Revue Sources

Jean-Claude Guillebaud: «La foi qui reste», L’Iconoclaste, Paris 2017, 242 p.  

Heureux de me retrouver quasiment à chaque page de cet essai. Mon réseau social n’a pas l’envergure de celui de Guillebaud, mais plusieurs auteurs cités dans son livre sont pour moi des références de premier plan. D’accord aussi avec ses remises en questions, ses doutes, sa détestation du cléricalisme, mais aussi avec son amour des recommencements, de «l’aurore aux doigts de rose», quand au matin l’espoir reprend des couleurs.

Journaliste et éditeur, voyageur sans être gyrovague, Guillebaud effleure les sujets plus qu’il ne les analyse, se mettant ainsi à la portée des chrétiens de mon espèce et de ma génération, en connivence avec leurs doutes comme avec leurs convictions, ne craignant pas au passage de se dédire et de se contredire, rejetant aujourd’hui des opinions autrefois joyeusement proclamées ou simplement partagées.

Il y a quelque chose des «Retractationes» d’Augustin dans ce livre. La foi, comme la vie, n’a rien de figé. Elle est toujours en quête de découvertes joyeuses ou déconcertantes, en route vers «la vérité toute entière», sans retour, ni régression.
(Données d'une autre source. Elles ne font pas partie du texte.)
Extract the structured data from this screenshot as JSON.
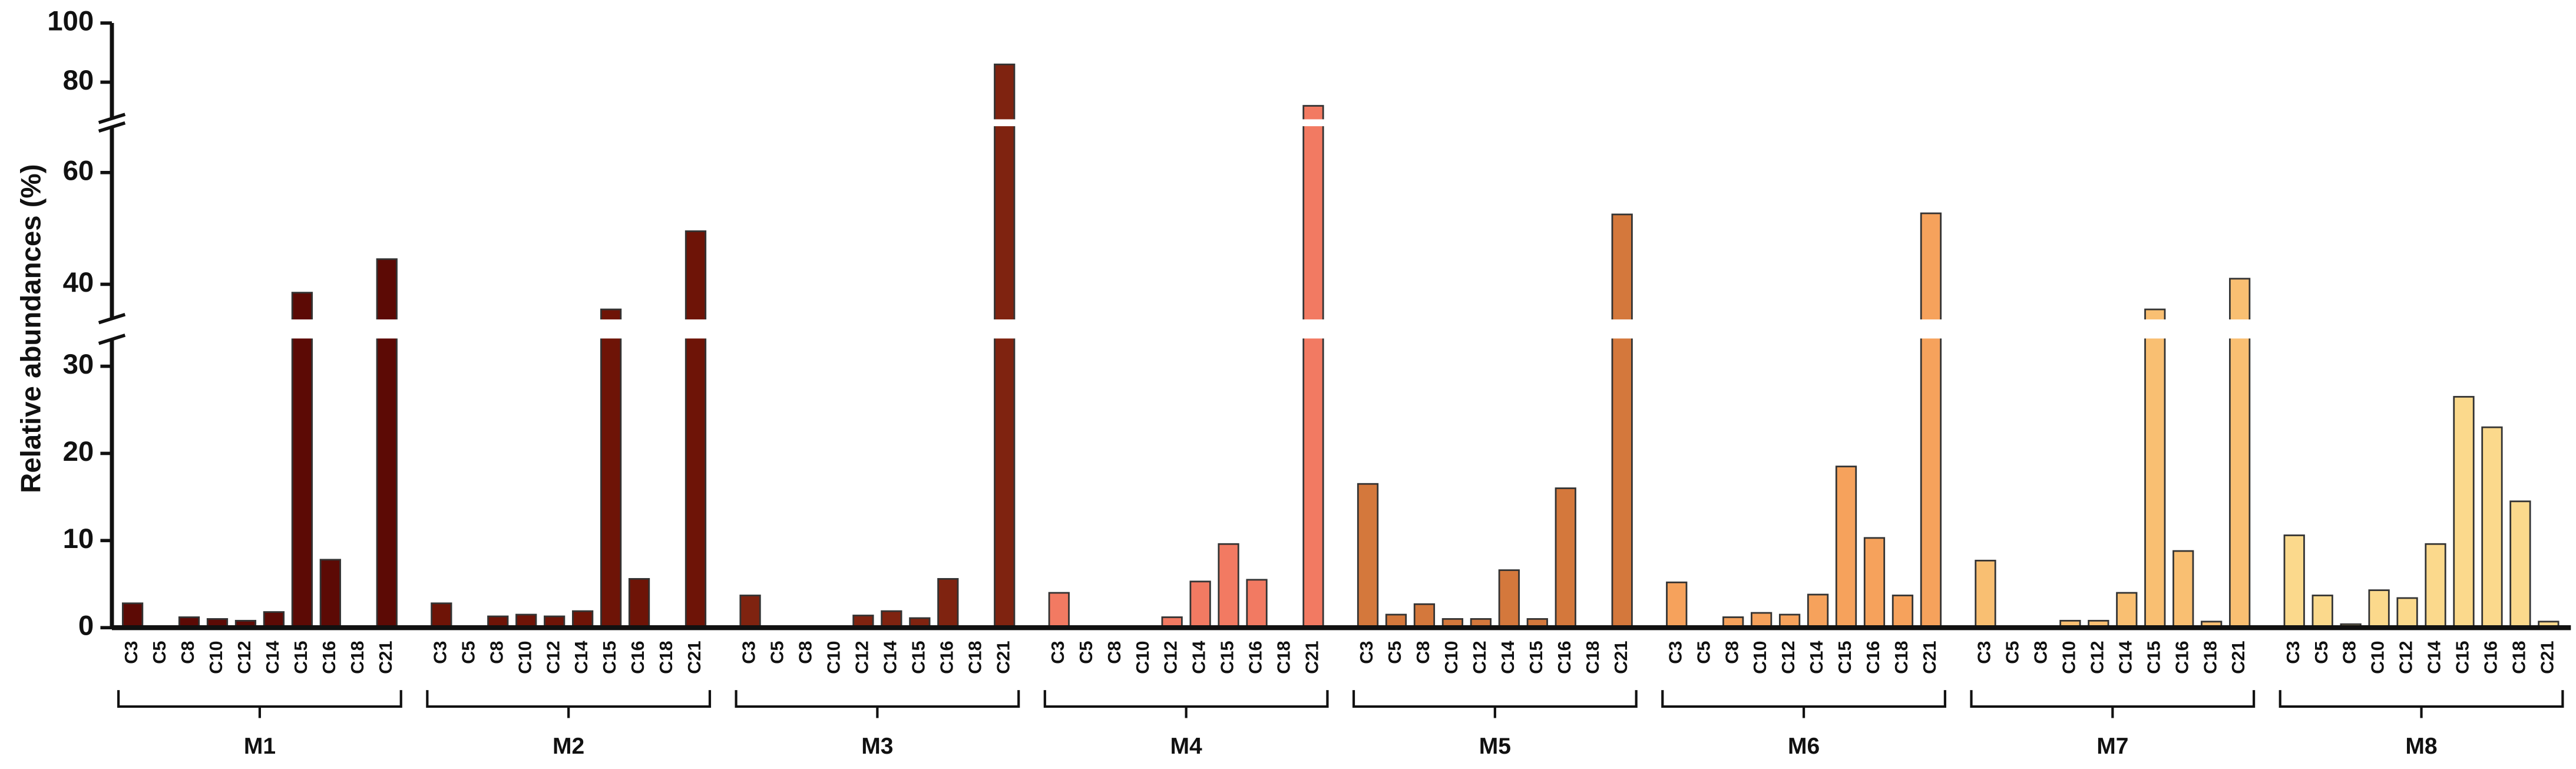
{
  "chart_data": {
    "type": "broken-axis-grouped-bar",
    "y_label": "Relative abundances (%)",
    "y_segments": [
      {
        "ylim": [
          0,
          33
        ],
        "yticks": [
          0,
          10,
          20,
          30
        ]
      },
      {
        "ylim": [
          34,
          68
        ],
        "yticks": [
          40,
          60
        ]
      },
      {
        "ylim": [
          68,
          100
        ],
        "yticks": [
          80,
          100
        ]
      }
    ],
    "categories": [
      "C3",
      "C5",
      "C8",
      "C10",
      "C12",
      "C14",
      "C15",
      "C16",
      "C18",
      "C21"
    ],
    "series": [
      {
        "name": "M1",
        "color": "#5c0a05",
        "values": [
          2.8,
          0,
          1.2,
          1.0,
          0.8,
          1.8,
          38.5,
          7.8,
          0,
          44.5
        ]
      },
      {
        "name": "M2",
        "color": "#6e1407",
        "values": [
          2.8,
          0,
          1.3,
          1.5,
          1.3,
          1.9,
          35.5,
          5.6,
          0,
          49.5
        ]
      },
      {
        "name": "M3",
        "color": "#7f2310",
        "values": [
          3.7,
          0,
          0,
          0,
          1.4,
          1.9,
          1.1,
          5.6,
          0,
          86
        ]
      },
      {
        "name": "M4",
        "color": "#f27a62",
        "values": [
          4.0,
          0,
          0,
          0,
          1.2,
          5.3,
          9.6,
          5.5,
          0,
          72
        ]
      },
      {
        "name": "M5",
        "color": "#d4783c",
        "values": [
          16.5,
          1.5,
          2.7,
          1.0,
          1.0,
          6.6,
          1.0,
          16.0,
          0,
          52.5
        ]
      },
      {
        "name": "M6",
        "color": "#f6a25c",
        "values": [
          5.2,
          0,
          1.2,
          1.7,
          1.5,
          3.8,
          18.5,
          10.3,
          3.7,
          52.7
        ]
      },
      {
        "name": "M7",
        "color": "#f9bf72",
        "values": [
          7.7,
          0,
          0,
          0.8,
          0.8,
          4.0,
          35.5,
          8.8,
          0.7,
          41
        ]
      },
      {
        "name": "M8",
        "color": "#fbd98c",
        "values": [
          10.6,
          3.7,
          0.4,
          4.3,
          3.4,
          9.6,
          26.5,
          23.0,
          14.5,
          0.7
        ]
      }
    ]
  }
}
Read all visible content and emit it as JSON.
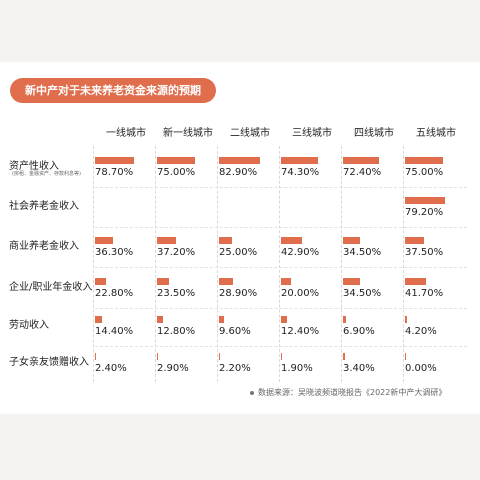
{
  "chart_data": {
    "type": "table",
    "title": "新中产对于未来养老资金来源的预期",
    "categories": [
      "一线城市",
      "新一线城市",
      "二线城市",
      "三线城市",
      "四线城市",
      "五线城市"
    ],
    "rows": [
      {
        "label": "资产性收入",
        "sublabel": "(房租、金融资产、存款利息等)",
        "values": [
          78.7,
          75.0,
          82.9,
          74.3,
          72.4,
          75.0
        ],
        "display": [
          "78.70%",
          "75.00%",
          "82.90%",
          "74.30%",
          "72.40%",
          "75.00%"
        ]
      },
      {
        "label": "社会养老金收入",
        "sublabel": "",
        "values": [
          null,
          null,
          null,
          null,
          null,
          79.2
        ],
        "display": [
          "",
          "",
          "",
          "",
          "",
          "79.20%"
        ]
      },
      {
        "label": "商业养老金收入",
        "sublabel": "",
        "values": [
          36.3,
          37.2,
          25.0,
          42.9,
          34.5,
          37.5
        ],
        "display": [
          "36.30%",
          "37.20%",
          "25.00%",
          "42.90%",
          "34.50%",
          "37.50%"
        ]
      },
      {
        "label": "企业/职业年金收入",
        "sublabel": "",
        "values": [
          22.8,
          23.5,
          28.9,
          20.0,
          34.5,
          41.7
        ],
        "display": [
          "22.80%",
          "23.50%",
          "28.90%",
          "20.00%",
          "34.50%",
          "41.70%"
        ]
      },
      {
        "label": "劳动收入",
        "sublabel": "",
        "values": [
          14.4,
          12.8,
          9.6,
          12.4,
          6.9,
          4.2
        ],
        "display": [
          "14.40%",
          "12.80%",
          "9.60%",
          "12.40%",
          "6.90%",
          "4.20%"
        ]
      },
      {
        "label": "子女亲友馈赠收入",
        "sublabel": "",
        "values": [
          2.4,
          2.9,
          2.2,
          1.9,
          3.4,
          0.0
        ],
        "display": [
          "2.40%",
          "2.90%",
          "2.20%",
          "1.90%",
          "3.40%",
          "0.00%"
        ]
      }
    ],
    "value_max": 100,
    "bar_color": "#e06e4c",
    "source": "数据来源：吴晓波频道晓报告《2022新中产大调研》"
  }
}
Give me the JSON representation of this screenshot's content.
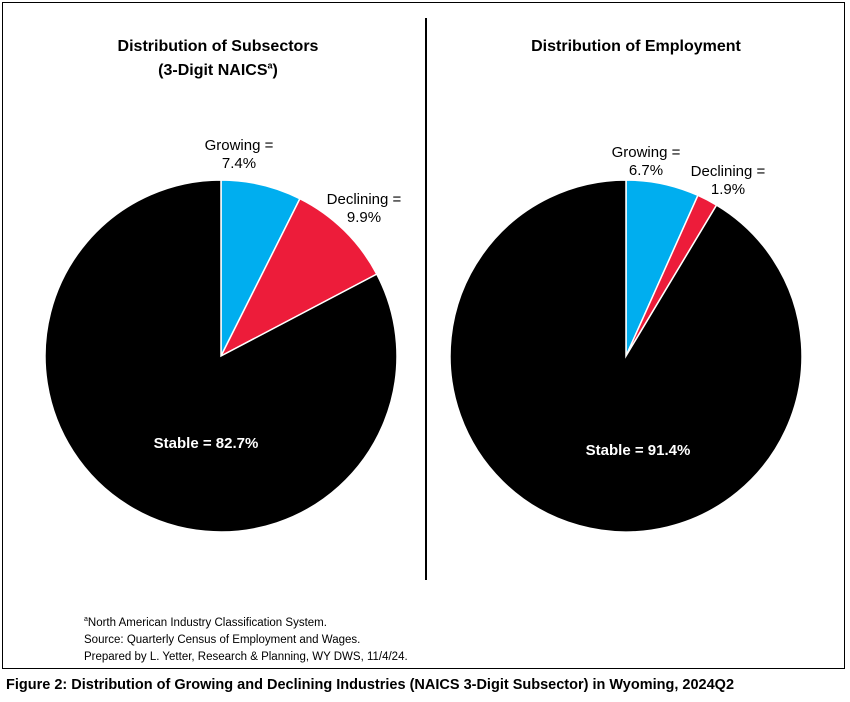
{
  "chart_data": [
    {
      "type": "pie",
      "title": "Distribution of Subsectors",
      "subtitle": "(3-Digit NAICS",
      "subtitle_sup": "a",
      "subtitle_close": ")",
      "slices": [
        {
          "label": "Growing",
          "value": 7.4,
          "color": "#00AEEF",
          "label_line1": "Growing =",
          "label_line2": "7.4%"
        },
        {
          "label": "Declining",
          "value": 9.9,
          "color": "#ED1C3A",
          "label_line1": "Declining =",
          "label_line2": "9.9%"
        },
        {
          "label": "Stable",
          "value": 82.7,
          "color": "#000000",
          "label_text": "Stable = 82.7%"
        }
      ]
    },
    {
      "type": "pie",
      "title": "Distribution of Employment",
      "slices": [
        {
          "label": "Growing",
          "value": 6.7,
          "color": "#00AEEF",
          "label_line1": "Growing =",
          "label_line2": "6.7%"
        },
        {
          "label": "Declining",
          "value": 1.9,
          "color": "#ED1C3A",
          "label_line1": "Declining =",
          "label_line2": "1.9%"
        },
        {
          "label": "Stable",
          "value": 91.4,
          "color": "#000000",
          "label_text": "Stable = 91.4%"
        }
      ]
    }
  ],
  "notes": {
    "footnote_sup": "a",
    "footnote": "North American Industry Classification System.",
    "source": "Source: Quarterly Census of Employment and Wages.",
    "prepared": "Prepared by L. Yetter, Research & Planning, WY DWS, 11/4/24."
  },
  "caption": "Figure 2: Distribution of Growing and Declining Industries (NAICS 3-Digit Subsector) in Wyoming, 2024Q2"
}
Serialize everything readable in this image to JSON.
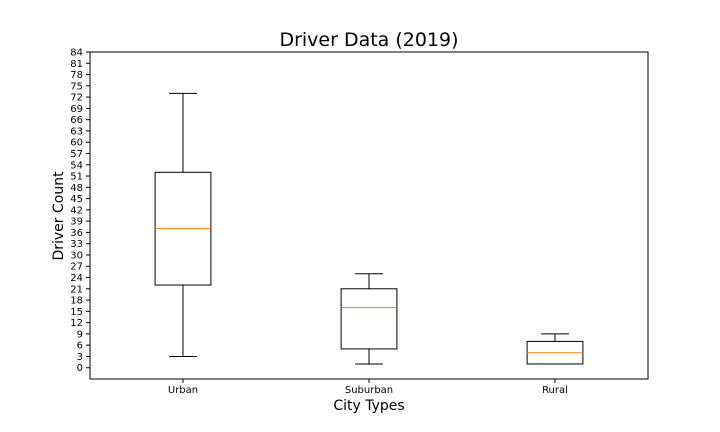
{
  "chart_data": {
    "type": "box",
    "title": "Driver Data (2019)",
    "xlabel": "City Types",
    "ylabel": "Driver Count",
    "categories": [
      "Urban",
      "Suburban",
      "Rural"
    ],
    "boxes": [
      {
        "category": "Urban",
        "whisker_low": 3,
        "q1": 22,
        "median": 37,
        "q3": 52,
        "whisker_high": 73
      },
      {
        "category": "Suburban",
        "whisker_low": 1,
        "q1": 5,
        "median": 16,
        "q3": 21,
        "whisker_high": 25
      },
      {
        "category": "Rural",
        "whisker_low": 1,
        "q1": 1,
        "median": 4,
        "q3": 7,
        "whisker_high": 9
      }
    ],
    "yticks": [
      0,
      3,
      6,
      9,
      12,
      15,
      18,
      21,
      24,
      27,
      30,
      33,
      36,
      39,
      42,
      45,
      48,
      51,
      54,
      57,
      60,
      63,
      66,
      69,
      72,
      75,
      78,
      81,
      84
    ],
    "ylim": [
      -3,
      84
    ],
    "grid": false,
    "colors": {
      "box": "#000000",
      "median": "#ff7f0e"
    }
  }
}
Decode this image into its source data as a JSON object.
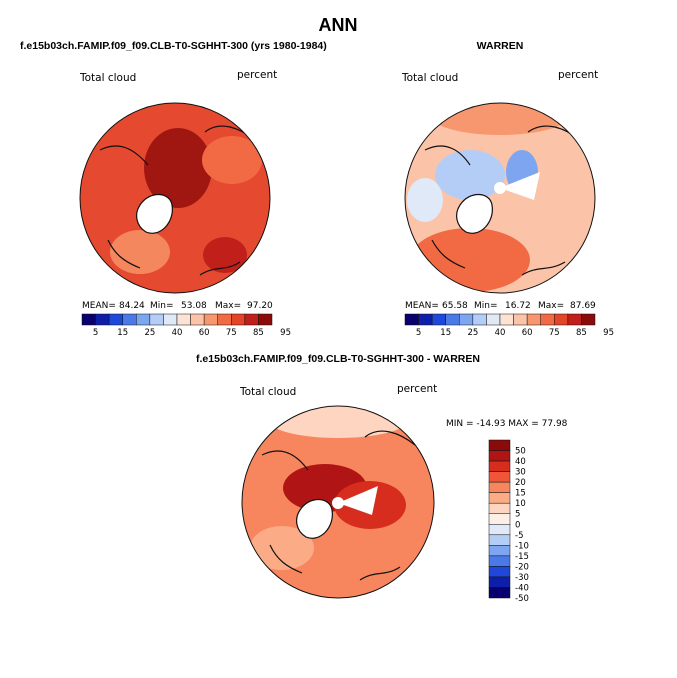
{
  "chart_data": {
    "type": "heatmap",
    "title": "ANN",
    "panels": [
      {
        "id": "model",
        "header": "f.e15b03ch.FAMIP.f09_f09.CLB-T0-SGHHT-300 (yrs 1980-1984)",
        "field_label": "Total cloud",
        "units_label": "percent",
        "stats": {
          "mean_label": "MEAN=",
          "mean": "84.24",
          "min_label": "Min=",
          "min": "53.08",
          "max_label": "Max=",
          "max": "97.20"
        },
        "colorbar_ticks": [
          "5",
          "15",
          "25",
          "40",
          "60",
          "75",
          "85",
          "95"
        ]
      },
      {
        "id": "obs",
        "header": "WARREN",
        "field_label": "Total cloud",
        "units_label": "percent",
        "stats": {
          "mean_label": "MEAN=",
          "mean": "65.58",
          "min_label": "Min=",
          "min": "16.72",
          "max_label": "Max=",
          "max": "87.69"
        },
        "colorbar_ticks": [
          "5",
          "15",
          "25",
          "40",
          "60",
          "75",
          "85",
          "95"
        ]
      },
      {
        "id": "diff",
        "header": "f.e15b03ch.FAMIP.f09_f09.CLB-T0-SGHHT-300 - WARREN",
        "field_label": "Total cloud",
        "units_label": "percent",
        "minmax_text": "MIN = -14.93 MAX =  77.98",
        "colorbar_ticks": [
          "50",
          "40",
          "30",
          "20",
          "15",
          "10",
          "5",
          "0",
          "-5",
          "-10",
          "-15",
          "-20",
          "-30",
          "-40",
          "-50"
        ]
      }
    ],
    "colors": {
      "sequential": [
        "#08006e",
        "#0d1fa8",
        "#1f47d9",
        "#4a7ae8",
        "#7ea6f0",
        "#b3cdf6",
        "#dfe9f8",
        "#fde3d6",
        "#fbc3a8",
        "#f7976f",
        "#f26a44",
        "#e5432a",
        "#c01f1a",
        "#8a0b0a"
      ],
      "diverging": [
        "#8a0b0a",
        "#b01414",
        "#d62d1e",
        "#f05538",
        "#f7865e",
        "#fbab86",
        "#fdd5c0",
        "#fdeee6",
        "#dfe9f8",
        "#b3cdf6",
        "#7ea6f0",
        "#4a7ae8",
        "#1f47d9",
        "#0d1fa8",
        "#08006e"
      ],
      "land_outline": "#111111"
    }
  }
}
Dans la galerie des portraits admirés par l’auteur, on ne s’étonnera pas d’y rencontrer Péguy et Bernanos, Zundel et le pape François, mais alors Maurice Bellet, son ami et confident, et même les frères dominicains du couvent St.-Albert de Montréal. En particulier, Benoît Lacroix que Guillebaud eut encore la chance de croiser de son vivant. Autres indices du bienfait de cette lecture qui m’a ramené chez moi.